Charitable giving often reflects your age and stage in life. The latest available numbers from Statistics Canada show 84% of Canadians aged 15 and over – approximately 23.8 million people – donated at least once to charitable and nonprofit organizations in 2010. The average donor gave about $446 for the year, which adds up to $10.6 billion. The rates of giving are highest among those in the 35-to-54 age group.
Giving to charity isn’t just a smart strategy for community-building – it carries tax benefits, too. The Canadian tax system encourages gifts to charities by granting tax credits to individual donors. You get a 15% federal tax credit for the first $200 of eligible donations you make in a year. You can claim charitable gifts up to an annual limit of 75% of your net income – a number that rises to 100% for gifts made in the year of death and the year before.
“Charitable giving is top of mind in December, with holiday campaigns and the tax year-end approaching,” says Cindy Crean, Managing Director, Private Client at Sun Life Global Investments. “However, not everyone is aware of the full tax benefits associated with giving to charity.”
For example, the first-time donor’s super credit (introduced in 2013 and effective up to and including the 2017 tax year) provides an extra 25% non-refundable federal tax credit. This means a first-time donor can receive a total credit of 40% for the first $200 cash donated and 54% for the next $800.
Building charitable giving into your estate plan
Integrating charitable giving into your estate plan is another way to give back to the community. Planned giving can take the form of giving cash or donating shares, securities, mutual funds or life insurance. If you donate shares or other securities “in-kind” to charities, you get a tax break on the capital gains. Charities are accustomed to receiving gifts of securities and are well-equipped to handle these transactions.
“Many people aren’t aware of the benefits of charitable giving in their wills, unless they’re older and starting the estate planning process,” says David Freedman, counsel at Hull & Hull LLP in Toronto. “Giving to charity can be a great way to deal with assets, especially when you have valuable property, bonds or stocks. It can be more tax-efficient to donate these assets rather than cash.”
When it comes to capturing your charitable intentions in an estate plan, the experts have a few recommendations:
- Consider giving stocks, bonds, mutual funds, segregated funds or life insurance. Many people default to cash when it comes to planning bequests, but it may be more efficient to give stocks, bonds or mutual funds in-kind to charity. Not only does this eliminate capital gains taxation, it also gives the estate a charitable donation receipt for the fair market value of the shares. This could produce significant tax savings for an estate, depending on the situation, while providing the same benefit for the charity.
- Build in flexibility for your executor. Sometimes, charitable gifts of a certain dollar figure are planned years ahead of a person’s death and reflect the financial situation of that person at the time of planning. “Five or 10 years later, the financial picture may have changed and the estate may not have the liquidity to satisfy the gift,” says Freedman. “It’s important to have the liquidity built into the estate to fulfill specific charitable obligations.” Life insurance is one way to help ensure liquidity. It’s worth building flexibility into your will to allow an estate trustee to make decisions that help achieve a greater tax-efficiency, adds Freedman.

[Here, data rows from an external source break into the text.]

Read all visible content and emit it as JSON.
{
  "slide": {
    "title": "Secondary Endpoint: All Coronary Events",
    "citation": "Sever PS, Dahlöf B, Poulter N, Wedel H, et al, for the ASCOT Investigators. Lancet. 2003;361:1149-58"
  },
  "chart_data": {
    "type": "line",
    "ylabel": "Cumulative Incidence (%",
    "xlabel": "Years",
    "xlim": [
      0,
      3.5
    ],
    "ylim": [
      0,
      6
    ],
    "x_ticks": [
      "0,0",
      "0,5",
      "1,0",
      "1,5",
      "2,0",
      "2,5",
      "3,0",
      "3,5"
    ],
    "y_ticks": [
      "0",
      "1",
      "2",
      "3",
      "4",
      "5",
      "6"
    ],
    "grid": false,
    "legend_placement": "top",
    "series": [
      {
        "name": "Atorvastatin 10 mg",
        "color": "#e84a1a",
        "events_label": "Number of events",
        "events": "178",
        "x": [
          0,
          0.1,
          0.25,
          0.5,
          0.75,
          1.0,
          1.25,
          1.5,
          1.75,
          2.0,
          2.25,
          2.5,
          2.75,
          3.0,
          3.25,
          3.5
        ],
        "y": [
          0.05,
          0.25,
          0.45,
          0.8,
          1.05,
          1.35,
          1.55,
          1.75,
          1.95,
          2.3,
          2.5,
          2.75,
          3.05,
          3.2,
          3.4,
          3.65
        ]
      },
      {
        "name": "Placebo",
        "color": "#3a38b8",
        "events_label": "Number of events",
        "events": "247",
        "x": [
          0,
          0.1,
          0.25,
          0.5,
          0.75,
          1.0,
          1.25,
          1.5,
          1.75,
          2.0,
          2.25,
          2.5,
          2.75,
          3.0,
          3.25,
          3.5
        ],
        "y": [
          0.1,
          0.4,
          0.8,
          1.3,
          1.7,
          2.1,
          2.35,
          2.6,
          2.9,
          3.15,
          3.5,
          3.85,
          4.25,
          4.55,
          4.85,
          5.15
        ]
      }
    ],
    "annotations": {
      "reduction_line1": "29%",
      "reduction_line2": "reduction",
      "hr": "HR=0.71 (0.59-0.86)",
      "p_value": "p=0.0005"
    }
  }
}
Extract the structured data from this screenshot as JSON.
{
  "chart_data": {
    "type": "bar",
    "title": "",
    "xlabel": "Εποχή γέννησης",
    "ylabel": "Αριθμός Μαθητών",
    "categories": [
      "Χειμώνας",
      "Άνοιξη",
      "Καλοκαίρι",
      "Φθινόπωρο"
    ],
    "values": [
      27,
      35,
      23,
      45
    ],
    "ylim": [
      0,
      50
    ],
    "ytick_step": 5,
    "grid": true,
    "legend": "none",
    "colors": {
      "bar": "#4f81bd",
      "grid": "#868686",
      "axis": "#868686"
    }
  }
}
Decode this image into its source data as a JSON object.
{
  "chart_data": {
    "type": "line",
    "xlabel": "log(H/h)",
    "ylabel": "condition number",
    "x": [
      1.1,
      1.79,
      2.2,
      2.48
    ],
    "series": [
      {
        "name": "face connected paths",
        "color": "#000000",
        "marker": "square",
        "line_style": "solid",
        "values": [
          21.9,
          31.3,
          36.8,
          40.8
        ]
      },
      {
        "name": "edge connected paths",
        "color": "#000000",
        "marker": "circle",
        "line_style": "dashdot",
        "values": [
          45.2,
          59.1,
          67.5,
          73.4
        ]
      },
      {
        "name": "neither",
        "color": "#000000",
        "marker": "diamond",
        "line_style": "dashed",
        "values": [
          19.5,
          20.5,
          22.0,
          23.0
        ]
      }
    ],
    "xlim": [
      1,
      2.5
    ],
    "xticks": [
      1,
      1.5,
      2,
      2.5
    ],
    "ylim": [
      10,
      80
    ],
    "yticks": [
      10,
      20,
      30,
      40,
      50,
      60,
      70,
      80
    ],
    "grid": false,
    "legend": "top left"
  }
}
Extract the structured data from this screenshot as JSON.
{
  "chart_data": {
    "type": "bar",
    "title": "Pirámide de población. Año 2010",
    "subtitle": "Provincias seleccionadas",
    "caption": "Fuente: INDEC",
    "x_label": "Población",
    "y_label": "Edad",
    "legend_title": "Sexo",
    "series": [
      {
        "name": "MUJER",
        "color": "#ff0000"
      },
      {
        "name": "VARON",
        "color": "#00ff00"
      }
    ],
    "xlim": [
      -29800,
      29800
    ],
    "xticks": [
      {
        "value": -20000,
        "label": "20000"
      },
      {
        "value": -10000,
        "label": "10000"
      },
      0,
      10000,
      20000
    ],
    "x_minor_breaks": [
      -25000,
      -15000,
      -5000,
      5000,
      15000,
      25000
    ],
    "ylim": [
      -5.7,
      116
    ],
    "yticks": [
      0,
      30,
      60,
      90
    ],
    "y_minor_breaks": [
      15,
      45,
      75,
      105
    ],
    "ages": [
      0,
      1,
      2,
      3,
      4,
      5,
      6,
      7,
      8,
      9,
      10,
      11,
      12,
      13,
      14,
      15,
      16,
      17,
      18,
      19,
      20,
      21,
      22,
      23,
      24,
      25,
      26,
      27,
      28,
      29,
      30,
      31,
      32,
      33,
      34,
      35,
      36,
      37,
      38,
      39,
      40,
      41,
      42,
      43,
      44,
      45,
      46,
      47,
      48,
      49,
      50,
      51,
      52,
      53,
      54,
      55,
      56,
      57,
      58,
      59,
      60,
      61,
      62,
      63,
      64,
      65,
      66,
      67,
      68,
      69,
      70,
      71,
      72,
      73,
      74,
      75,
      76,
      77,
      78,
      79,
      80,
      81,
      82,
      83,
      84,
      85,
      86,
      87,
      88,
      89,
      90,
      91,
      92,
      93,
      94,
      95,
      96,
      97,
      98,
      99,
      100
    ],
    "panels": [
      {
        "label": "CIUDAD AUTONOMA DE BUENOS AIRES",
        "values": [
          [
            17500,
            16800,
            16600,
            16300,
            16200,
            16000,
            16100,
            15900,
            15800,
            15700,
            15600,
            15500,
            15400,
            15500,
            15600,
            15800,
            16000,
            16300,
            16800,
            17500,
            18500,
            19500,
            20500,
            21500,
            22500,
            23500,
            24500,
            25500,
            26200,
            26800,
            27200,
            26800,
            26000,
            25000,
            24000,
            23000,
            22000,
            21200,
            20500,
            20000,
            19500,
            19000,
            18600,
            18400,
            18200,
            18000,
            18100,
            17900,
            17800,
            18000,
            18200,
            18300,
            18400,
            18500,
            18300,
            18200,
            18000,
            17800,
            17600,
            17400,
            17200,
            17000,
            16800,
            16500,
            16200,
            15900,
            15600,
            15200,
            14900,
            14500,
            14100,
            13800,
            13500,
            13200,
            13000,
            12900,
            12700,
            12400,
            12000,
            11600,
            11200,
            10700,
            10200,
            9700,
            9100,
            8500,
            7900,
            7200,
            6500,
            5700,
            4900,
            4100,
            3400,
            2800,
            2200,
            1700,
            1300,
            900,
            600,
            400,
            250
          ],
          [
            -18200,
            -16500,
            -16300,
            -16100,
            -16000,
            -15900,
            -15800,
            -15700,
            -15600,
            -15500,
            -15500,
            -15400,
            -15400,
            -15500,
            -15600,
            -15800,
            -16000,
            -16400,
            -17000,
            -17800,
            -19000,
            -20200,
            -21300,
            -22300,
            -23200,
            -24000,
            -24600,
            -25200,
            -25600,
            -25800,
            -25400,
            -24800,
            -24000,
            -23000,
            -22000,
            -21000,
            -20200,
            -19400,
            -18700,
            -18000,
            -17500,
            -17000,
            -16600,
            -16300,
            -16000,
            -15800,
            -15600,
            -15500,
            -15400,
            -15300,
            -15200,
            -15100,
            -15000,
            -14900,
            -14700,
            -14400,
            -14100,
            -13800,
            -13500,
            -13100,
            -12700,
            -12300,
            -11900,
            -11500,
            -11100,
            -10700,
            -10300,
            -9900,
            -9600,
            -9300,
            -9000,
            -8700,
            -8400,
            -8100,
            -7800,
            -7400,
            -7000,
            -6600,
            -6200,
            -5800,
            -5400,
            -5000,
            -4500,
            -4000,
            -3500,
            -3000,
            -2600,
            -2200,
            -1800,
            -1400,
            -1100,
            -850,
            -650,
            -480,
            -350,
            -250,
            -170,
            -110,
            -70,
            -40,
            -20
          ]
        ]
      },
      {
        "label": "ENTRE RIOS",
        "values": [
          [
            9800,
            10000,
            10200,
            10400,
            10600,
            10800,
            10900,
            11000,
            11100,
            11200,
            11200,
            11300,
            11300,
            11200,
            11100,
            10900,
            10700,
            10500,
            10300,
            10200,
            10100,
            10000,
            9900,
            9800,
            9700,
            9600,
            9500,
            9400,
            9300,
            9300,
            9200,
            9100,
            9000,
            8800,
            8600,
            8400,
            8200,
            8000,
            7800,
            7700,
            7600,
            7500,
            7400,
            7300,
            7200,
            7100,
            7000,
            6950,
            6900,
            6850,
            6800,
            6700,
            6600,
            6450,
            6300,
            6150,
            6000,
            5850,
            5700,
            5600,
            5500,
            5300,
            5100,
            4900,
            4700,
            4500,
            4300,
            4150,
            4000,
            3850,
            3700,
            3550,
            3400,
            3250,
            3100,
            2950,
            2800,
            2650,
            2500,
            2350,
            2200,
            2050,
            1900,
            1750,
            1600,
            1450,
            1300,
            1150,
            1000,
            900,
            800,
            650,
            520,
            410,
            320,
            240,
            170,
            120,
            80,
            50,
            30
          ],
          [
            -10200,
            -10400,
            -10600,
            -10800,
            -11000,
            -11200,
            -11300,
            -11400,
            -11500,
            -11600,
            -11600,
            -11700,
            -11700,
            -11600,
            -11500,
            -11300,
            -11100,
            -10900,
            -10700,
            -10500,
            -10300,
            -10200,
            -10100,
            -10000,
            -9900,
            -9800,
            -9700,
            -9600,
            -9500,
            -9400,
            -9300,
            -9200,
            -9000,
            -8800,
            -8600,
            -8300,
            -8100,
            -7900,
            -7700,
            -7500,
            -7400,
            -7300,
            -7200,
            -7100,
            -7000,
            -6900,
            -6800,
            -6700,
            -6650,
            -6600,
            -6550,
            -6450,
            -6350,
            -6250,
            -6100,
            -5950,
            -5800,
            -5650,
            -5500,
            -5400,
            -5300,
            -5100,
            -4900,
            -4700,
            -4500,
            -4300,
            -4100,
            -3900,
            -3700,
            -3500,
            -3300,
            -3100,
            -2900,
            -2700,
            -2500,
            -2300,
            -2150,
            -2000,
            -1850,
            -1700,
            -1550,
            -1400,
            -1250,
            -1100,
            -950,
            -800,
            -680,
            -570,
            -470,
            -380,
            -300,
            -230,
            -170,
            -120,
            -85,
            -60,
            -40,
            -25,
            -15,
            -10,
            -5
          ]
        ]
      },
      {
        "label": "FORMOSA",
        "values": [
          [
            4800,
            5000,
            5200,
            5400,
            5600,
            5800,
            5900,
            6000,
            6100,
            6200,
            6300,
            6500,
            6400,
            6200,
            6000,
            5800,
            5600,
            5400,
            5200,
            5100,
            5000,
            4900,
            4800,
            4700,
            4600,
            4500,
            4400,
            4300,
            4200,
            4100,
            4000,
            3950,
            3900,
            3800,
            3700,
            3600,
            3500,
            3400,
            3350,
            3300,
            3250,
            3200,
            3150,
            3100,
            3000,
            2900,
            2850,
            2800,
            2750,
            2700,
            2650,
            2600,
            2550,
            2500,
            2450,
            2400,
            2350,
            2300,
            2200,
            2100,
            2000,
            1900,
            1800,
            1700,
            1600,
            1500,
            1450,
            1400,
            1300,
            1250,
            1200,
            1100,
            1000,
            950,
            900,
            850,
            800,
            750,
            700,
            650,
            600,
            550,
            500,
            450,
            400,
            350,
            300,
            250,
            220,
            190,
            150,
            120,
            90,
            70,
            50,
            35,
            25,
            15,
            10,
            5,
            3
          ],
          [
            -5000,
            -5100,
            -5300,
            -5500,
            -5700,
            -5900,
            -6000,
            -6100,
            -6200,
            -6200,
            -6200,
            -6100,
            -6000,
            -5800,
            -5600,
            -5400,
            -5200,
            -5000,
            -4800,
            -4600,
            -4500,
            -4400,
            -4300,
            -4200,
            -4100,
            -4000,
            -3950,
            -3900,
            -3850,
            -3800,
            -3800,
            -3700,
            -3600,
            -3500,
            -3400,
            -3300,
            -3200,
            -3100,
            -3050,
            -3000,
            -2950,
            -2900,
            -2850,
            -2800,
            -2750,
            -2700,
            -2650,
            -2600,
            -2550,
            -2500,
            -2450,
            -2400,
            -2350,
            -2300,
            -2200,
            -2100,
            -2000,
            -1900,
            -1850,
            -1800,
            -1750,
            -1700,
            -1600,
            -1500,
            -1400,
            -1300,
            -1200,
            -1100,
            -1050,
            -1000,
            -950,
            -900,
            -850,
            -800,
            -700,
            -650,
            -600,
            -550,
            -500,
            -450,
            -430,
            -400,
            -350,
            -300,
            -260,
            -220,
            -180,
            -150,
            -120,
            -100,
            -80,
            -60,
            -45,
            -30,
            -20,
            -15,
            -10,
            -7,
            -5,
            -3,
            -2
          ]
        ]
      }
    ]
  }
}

- Revisit your estate plan on occasion. As with any good plan, regularly checking in is a good idea to capture any changes in personal circumstances or life events. “Seeking professional advice can help you build a personalized estate plan that matches your charitable intentions and optimizes the tax impact,” says Crean.
Whether you are motivated to give by pure generosity or a desire to reduce your tax bill, the benefit to the charities you support is the same. How you choose to give – and why – is up to you.
Charitable giving is just one aspect of managing your money. Professional advice about estate and financial planning can help you not only make the most of your retirement years, but also leave your estate in good shape.